A man and woman pose for a photo, their heads close together.
Family members want to know exactly how and why Joyce Echaquan, right, died while in hospital. (Facebook)

In a video broadcast live on Facebook Monday, Echaquan can be heard pleading for her husband to take her home as hospital staff are heard using racist and degrading language about Echaquan, who was an Atikamekw from Manawan, about 180 km north of Joliette.

Echaquan's family told CBC News that she recorded several videos during her hospital stay because she did not trust she would get the care that she needed.

Protesters march to demand justice for Joyce Echaquan in Montreal on Saturday. Hundreds of protesters also marched Saturday in Quebec City. (Christinne Muschi/Reuters)
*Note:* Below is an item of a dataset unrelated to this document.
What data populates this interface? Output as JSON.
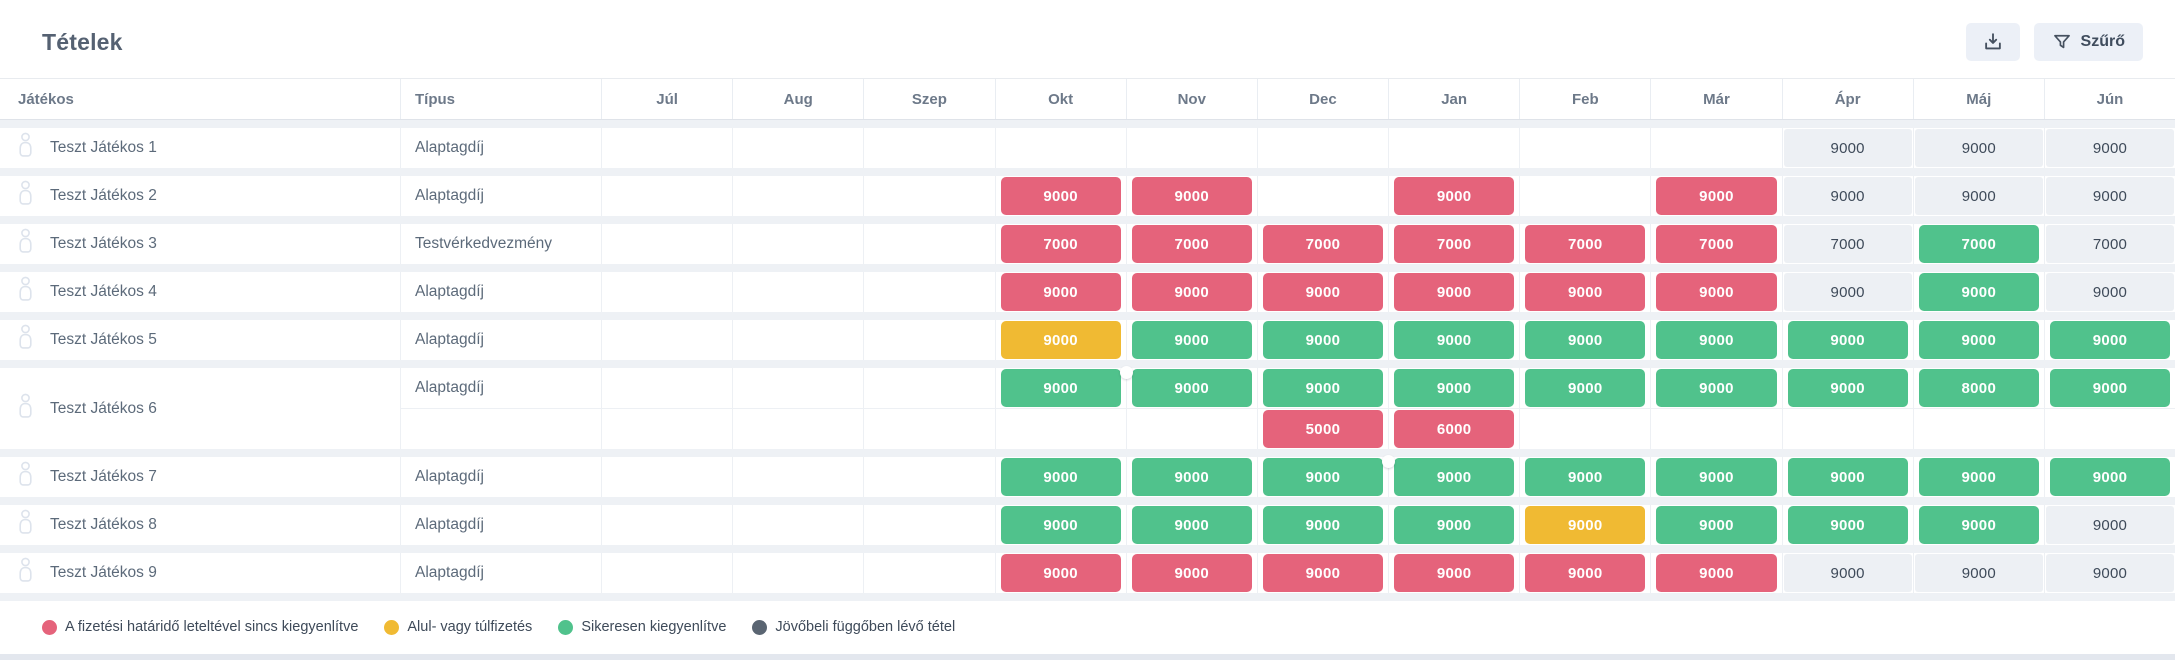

Nakuset, who runs the Native Women's Shelter and helped organize the march in Montreal, said all health-care staff should be screened for anti-Indigenous bias, and reparations should be made to the Atikamekw of Manawan.

The treatment of Echaquan in the video mirrored testimony heard during the Viens Commission, which detailed systemic discrimation against Indigenous people receiving public services in Quebec — including at the Joliette hospital.

Nakuset said Premier François Legault, who has repeatedly declined to acknowledge there is systemic racism in Quebec, needs to read that report.

"I don't understand how he can say that when the Viens Commission report sits on his desk," she said.

"If you admit [systemic racism exists], then you have to change."

Protesters marched through Montreal on Saturday to demand action for Indigenous people in Quebec. On Monday, the premier met with Atikamekw leaders. (Christinne Muschi/Reuters)

One nurse and one patient attendant at the hospital in Joliette have been fired and investigations by the local health authority are already underway.

On Friday, Echaquan's family said it intended to launch a legal battle against the hospital and its staff.